Notons que dans les cultures germaniques et anglo-saxonnes, vendredi est le jour de la déesse Frigg, Frîja, Frea (vrijdag en néerlandais, Freitag en allemand, Friday en anglais, etc.), qui est en quelque sorte l’équivalent de la déesse Vénus. Cette même Frigga qui a été « diabolisée » lors de la conversion au christianisme des pays du Nord, aux IXe et Xe siècles. Frigga est alors devenue une soricère dans la croyance populaire, amenant avec elle la désolation.

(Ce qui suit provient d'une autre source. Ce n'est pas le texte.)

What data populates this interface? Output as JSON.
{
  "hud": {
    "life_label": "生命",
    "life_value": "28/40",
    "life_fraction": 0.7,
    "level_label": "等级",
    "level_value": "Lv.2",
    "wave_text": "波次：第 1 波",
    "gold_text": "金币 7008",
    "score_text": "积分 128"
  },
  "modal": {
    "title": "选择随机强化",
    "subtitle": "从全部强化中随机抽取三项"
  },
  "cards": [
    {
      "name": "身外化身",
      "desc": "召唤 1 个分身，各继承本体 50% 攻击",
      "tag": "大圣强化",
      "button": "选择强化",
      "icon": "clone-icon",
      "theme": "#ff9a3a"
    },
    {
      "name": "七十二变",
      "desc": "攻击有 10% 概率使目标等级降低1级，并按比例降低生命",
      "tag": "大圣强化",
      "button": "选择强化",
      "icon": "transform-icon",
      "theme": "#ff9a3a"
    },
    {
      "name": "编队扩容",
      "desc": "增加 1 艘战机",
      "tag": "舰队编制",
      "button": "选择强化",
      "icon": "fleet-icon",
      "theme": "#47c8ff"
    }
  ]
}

Il y a déjà un terreau propice pour la paraskevidékatriaphobie, chacun des deux termes portant son lot de connotations négatives. Mais quand ont-ils été associés ?

 

« Cène » de ménage

Selon l’anthropologue Philips Stevens Jr., il faut remonter aux origines de la chrétienté, plus précisément dans le Nouveau Testament, pour comprendre la naissance de la paraskevidékatriaphobie.

Dans la religion chrétienne, la Cène[6] est le dernier repas que Jésus-Christ prit avec les apôtres le soir du Jeudi saint, avant la Pâque juive, peu de temps avant son arrestation, la veille de sa crucifixion, et trois jours avant sa résurrection.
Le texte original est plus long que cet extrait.